Segundo noticia o Público, o Sr. Marinho e Pinto, bastonário da Ordem dos Advogados, recomenda a todos os portugueses como forma de retribuição terrena para com a mediocridade, o oportunismo e incompetência dos políticos portugueses, que os cidadãos, nas eleições legislativas a realizar no dia 5 de Junho, façam uma espécie de «greve à democracia», ao não votar.
Estranho não deixa de ser a finalidade desta greve. Segundo o Sr. Marinho e Pinto, ela destinar-se-ia a uma «refundação da República, sem velhos recursos a estereótipos revolucionários». Vejamos se compreendemos bem: V. Ex.ª pretende pegar naquele que é o estandarte da democracia – o voto, decretar-lhe greve e ao mesmo tempo refundar a República? Compreenderemos bem? V. Ex.ª pretende refundar a República e a Democracia, abolindo aquilo que a distingue dos regimes tiranos e autoritários? Ou melhor: V. Ex.ª, recusando as revoluções sanguinárias, sugere aos portugueses que façam greve ao meio pelo qual se estabelecem as mudanças em democracia, a forma pela qual o povo expressa de forma soberana a sua vontade, mas tudo isso como forma de refundar a República. Ora, se V. Ex.ª decreta a greve ao voto, o instrumento pelo qual se efectuam e concretizam as mudanças em democracia como quer V. Ex.ª que se faça a refundação? V. Ex.ª exclui a via democrática e ao mesmo tempo exclui a via revolucionária. Assim sendo, como se operará o processo que V. Ex.ª deseja? Compreendemos o seu silêncio, Sr. Dr. De maneira nenhuma, não é verdade? V. Ex.ª limitou-se a produzir uma declaraçãozinha oca e sem sentido, não é verdade?
De facto, com maior insistência vimos aflorando à costa portuguesa meia dúzia de tribunos popularuchos e demagogos que não são apenas exclusivos à restante Europa. Vimos a Sra. Le Pen na França ou o Sr. Wilders na Holanda, por exemplo. Em Portugal, não sendo um representante da extrema-direita, temos, no entanto, igualmente, um fala-barato na figura do Sr. Marinho e Pinto. Estas figuras, pelo lugar de destaque que ocupam na sociedade portuguesa, regularmente são forçadas a emitir opiniões sobre o Estado actual da sociedade portuguesa. O problema destas figuras é que têm, de facto, bastantes opiniões; ideias, no entanto, têm poucas. E é assim que aparecem produzindo estas declarações que são tristemente reproduzidas com destaque pela nossa imprensa na ânsia do rumor.
O Sr.
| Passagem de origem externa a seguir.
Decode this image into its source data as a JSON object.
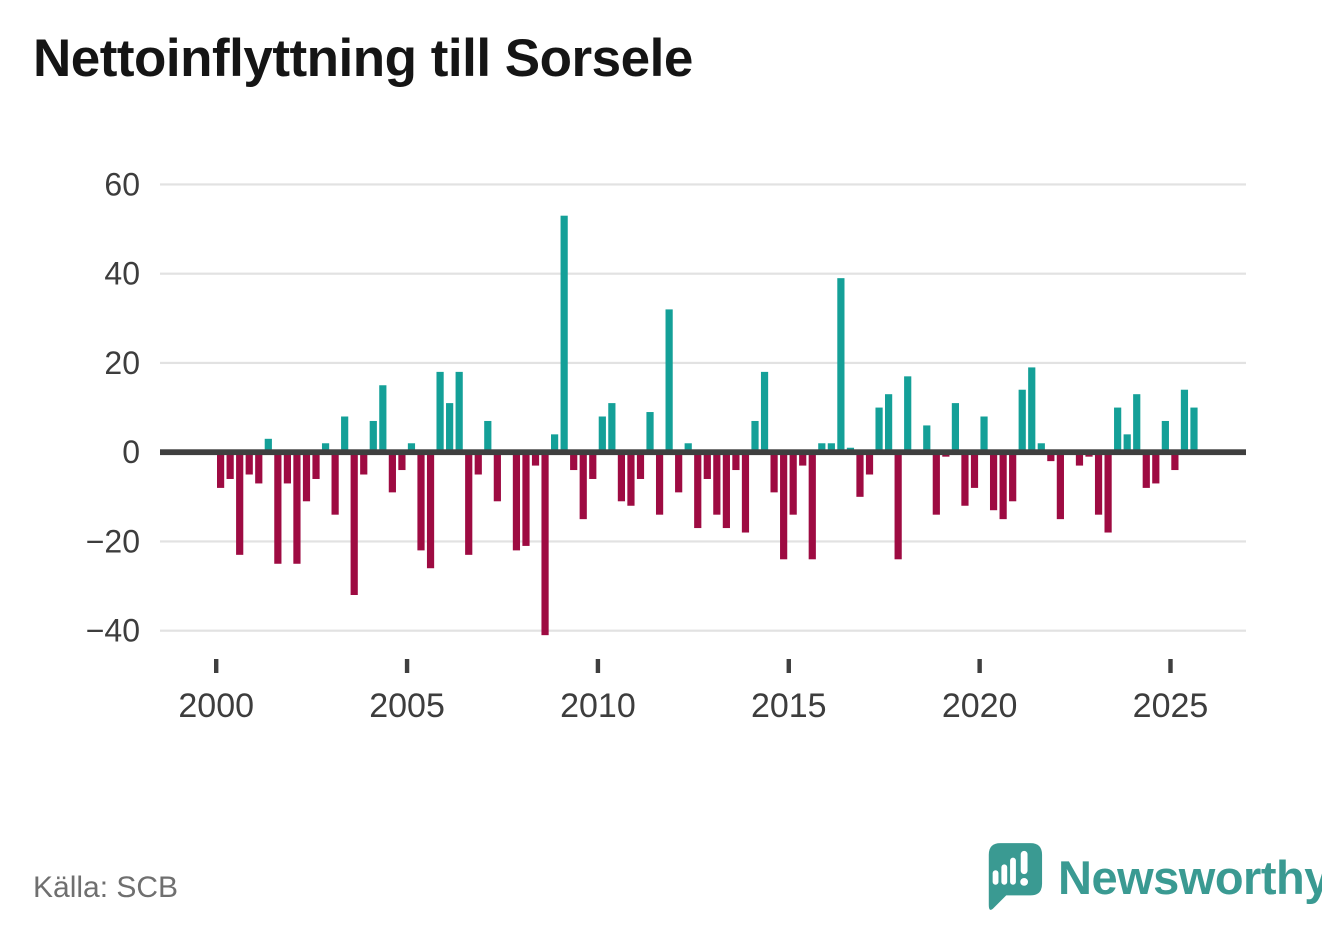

Marinho e Pinto é Bastonário da Ordem dos Advogados. A Lei para o advogado é, usualmente, um instrumento importante, bem como para o Estado de Direito: é através dela que se assegura o respeito do Estado pela liberdade e os direitos dos indivíduos, impedindo o Estado de cometer arbítrios e caprichos para com os cidadãos. O voto, em democracia, é a figura pela qual os cidadãos expressam livremente o modo como desejam ver conduzidos os destinos do País, o modo pelo qual escolhem os representantes que serão a sua voz nas instituições políticas. O que acharia o Sr. Marinho e Pinto se o Estado decidisse fazer uma greve à Lei? Não era bonito, pois não, Sr. Doutor? O Sr. Marinho e Pinto, no entanto, um homem das leis, encabeçando a Ordem dos Advogados e, portanto, um dos pilares do Estado de Direito, considera o voto uma coisa desprezível e o instrumento ideal para que a Europa se aperceba da idiotice da nossa classe política. Seria através da greve às eleições – no entender do Sr. Marinho e Pinto - que a Europa olharia para a sem vergonhice de políticos que temos. Como se neste momento Portugal necessitasse de atrair ainda mais a atenção do resto da Europa com um conjunto de acontecimento surreais como um boicote às eleições em vez do regular funcionamento das instituições democráticas. E aqui remetemos V. Ex.ª para o Estatuto da Ordem dos Advogados que V. Ex.ª parece desconhecer. V. Ex.ª de acordo com o art. 5.º, n.º 1 do Estatuto é um representante da Ordem, certo? Certo. V. Ex.ª concede e isso nós registamos com apreço. Agora siga o nosso raciocínio: art. 3.º, alínea a), Excelência: lá consta que uma das atribuições da Ordem é defender o Estado de Direito! Oh, Excelência! Pois então o Dr. como representante da ordem anda por aí a apregoar que se faça greve a um dos pilares do Estado de Direito quando V. Ex.ª está estatutariamente vinculado a defendê-lo? Oh, Excelência! Não lhe fica bem, Doutor! V. Ex.ª a desancar na praça pública no Estado de Direito, aos pontapés!